There are two standards for reaching the Truth: a scientific approach which always admits that a working theory could still be wrong and some uncertainty as to the hypothetical judgments toward some conclusion, and a legal approach. The legal approach has always been warned to be inaccurate, since the justice system is biased and skewed toward protection of the innocent. This is why "not guilty" verdicts do not mean that the accused didn't really do the crime, but rather that a legal standard of evidence proving lack of any reasonable doubt had not been met.
The mere fact that there are 13 indictments in an ongoing investigation confirms that the investigation has new ongoing life. If indications turn up that any of the 13, or any of the X unindicted people known or not yet known -- had collaborative contact with campaign personnel, then you can see things turn in that direction. And given Trump's own contact with Russian oligarchs, it could eventually drop in his lap.

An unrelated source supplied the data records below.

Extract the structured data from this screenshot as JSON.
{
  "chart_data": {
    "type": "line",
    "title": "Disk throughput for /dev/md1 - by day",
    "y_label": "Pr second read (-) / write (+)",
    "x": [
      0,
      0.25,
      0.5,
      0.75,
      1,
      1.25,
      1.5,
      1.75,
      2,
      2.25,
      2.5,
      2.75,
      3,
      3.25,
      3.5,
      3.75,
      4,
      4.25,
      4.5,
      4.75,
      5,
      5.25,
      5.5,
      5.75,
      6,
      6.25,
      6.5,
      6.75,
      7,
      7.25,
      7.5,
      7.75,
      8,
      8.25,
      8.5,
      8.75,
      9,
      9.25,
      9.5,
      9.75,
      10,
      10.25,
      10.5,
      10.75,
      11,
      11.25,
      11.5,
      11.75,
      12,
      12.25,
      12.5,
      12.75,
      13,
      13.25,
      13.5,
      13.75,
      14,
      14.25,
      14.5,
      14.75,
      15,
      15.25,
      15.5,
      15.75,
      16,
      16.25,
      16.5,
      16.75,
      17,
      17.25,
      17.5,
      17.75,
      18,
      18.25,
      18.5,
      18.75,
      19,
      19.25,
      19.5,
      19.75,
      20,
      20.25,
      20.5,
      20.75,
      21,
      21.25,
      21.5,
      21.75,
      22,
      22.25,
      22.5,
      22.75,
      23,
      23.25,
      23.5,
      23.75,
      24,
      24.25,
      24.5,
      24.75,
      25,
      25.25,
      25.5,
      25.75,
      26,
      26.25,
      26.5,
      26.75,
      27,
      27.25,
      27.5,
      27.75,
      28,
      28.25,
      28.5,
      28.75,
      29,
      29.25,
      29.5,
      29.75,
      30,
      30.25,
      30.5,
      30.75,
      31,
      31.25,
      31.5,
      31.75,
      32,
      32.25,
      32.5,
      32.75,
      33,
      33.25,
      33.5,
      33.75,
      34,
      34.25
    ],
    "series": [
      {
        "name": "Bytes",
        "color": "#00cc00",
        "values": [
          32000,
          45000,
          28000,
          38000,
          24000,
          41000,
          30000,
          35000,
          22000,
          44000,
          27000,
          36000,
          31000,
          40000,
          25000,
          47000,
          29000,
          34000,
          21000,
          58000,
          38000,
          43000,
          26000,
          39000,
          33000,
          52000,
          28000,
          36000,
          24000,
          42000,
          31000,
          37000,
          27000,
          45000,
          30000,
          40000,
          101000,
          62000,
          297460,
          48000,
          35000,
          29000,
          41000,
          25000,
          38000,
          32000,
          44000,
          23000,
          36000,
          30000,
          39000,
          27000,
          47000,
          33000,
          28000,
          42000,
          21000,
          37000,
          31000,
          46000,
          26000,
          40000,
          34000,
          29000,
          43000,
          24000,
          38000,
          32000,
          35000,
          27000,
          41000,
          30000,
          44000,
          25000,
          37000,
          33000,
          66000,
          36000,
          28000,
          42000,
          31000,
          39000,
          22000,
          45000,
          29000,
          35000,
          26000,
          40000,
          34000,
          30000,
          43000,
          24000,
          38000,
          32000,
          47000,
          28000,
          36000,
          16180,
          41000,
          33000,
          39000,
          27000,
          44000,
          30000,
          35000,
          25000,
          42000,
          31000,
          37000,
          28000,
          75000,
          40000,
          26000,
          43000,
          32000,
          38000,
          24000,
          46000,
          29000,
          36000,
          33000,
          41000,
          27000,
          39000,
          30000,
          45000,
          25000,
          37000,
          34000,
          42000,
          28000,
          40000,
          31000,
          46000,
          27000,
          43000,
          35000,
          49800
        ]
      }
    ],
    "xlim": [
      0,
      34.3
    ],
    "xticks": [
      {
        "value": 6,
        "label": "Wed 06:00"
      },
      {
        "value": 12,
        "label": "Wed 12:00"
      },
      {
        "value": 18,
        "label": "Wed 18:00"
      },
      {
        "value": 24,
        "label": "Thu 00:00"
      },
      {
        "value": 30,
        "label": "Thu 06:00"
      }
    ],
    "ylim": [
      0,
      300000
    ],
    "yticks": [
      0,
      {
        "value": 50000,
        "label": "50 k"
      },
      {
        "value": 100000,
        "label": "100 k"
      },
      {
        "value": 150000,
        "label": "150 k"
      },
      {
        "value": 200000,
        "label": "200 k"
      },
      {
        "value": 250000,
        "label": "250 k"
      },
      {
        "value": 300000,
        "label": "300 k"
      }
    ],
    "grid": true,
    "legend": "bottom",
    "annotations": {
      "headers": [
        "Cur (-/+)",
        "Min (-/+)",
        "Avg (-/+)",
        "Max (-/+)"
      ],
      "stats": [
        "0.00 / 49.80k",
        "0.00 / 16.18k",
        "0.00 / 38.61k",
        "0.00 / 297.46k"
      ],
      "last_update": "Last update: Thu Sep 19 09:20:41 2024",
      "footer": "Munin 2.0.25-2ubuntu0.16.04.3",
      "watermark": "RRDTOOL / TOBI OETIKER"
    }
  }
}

By inference, which can be weak on the reasonable doubt count, Trump himself publicly invited the Russians to pursue psy-war projects against Clinton. And he is obsessed with there being "no collusion -- no collusion -- no collusion!"
The argument that the psy-war campaign began in 2014 -- therefore not specific to the campaign and consequently "no collusion" -- is absurd. Trump is trying to establish an argument of a time-line that isn't relevant to anything. And Trump has been a major figure since the Birth Movement: the Russians certainly would've analyzed that aberration as a matter of the social science behind their known psy-war strategy.
The sense of relief -- or the argument put forward -- that "there's no proof that the psy-war meddling affected the outcome of the election" -- is a sucker's ploy. You have a hard time proving it, but were there enough evidence to prove it statistically, it would be an uphill battle to pass muster in court, or at least in some courtrooms. Instead, it is a refuge sought by pro-GOP pundits, politicians and operatives to assure the Base of legitimacy, and a courtroom fallback from reality.
Yet our own national security apparatus no less than the KGB and its successor agency have a long history of measuring impacts on public opinion and directing orchestrated information campaigns in interaction with the data collection.
An early Director of CIA, Walter Bedell Smith, had said that "propaganda was an effective prophylactic," and would help greatly in reducing armaments expenditures. The Russians merely caught up, and are speedily surpassing in a new realm of media that wasn't imagined during Smith's time.
But the GOP argument is as shabby or more so than "hanging chads." You can seek legal refuge in the nature of the existing evidence or the uncertainty, but it's only an argument to stay in power. It is not an argument for the Truth.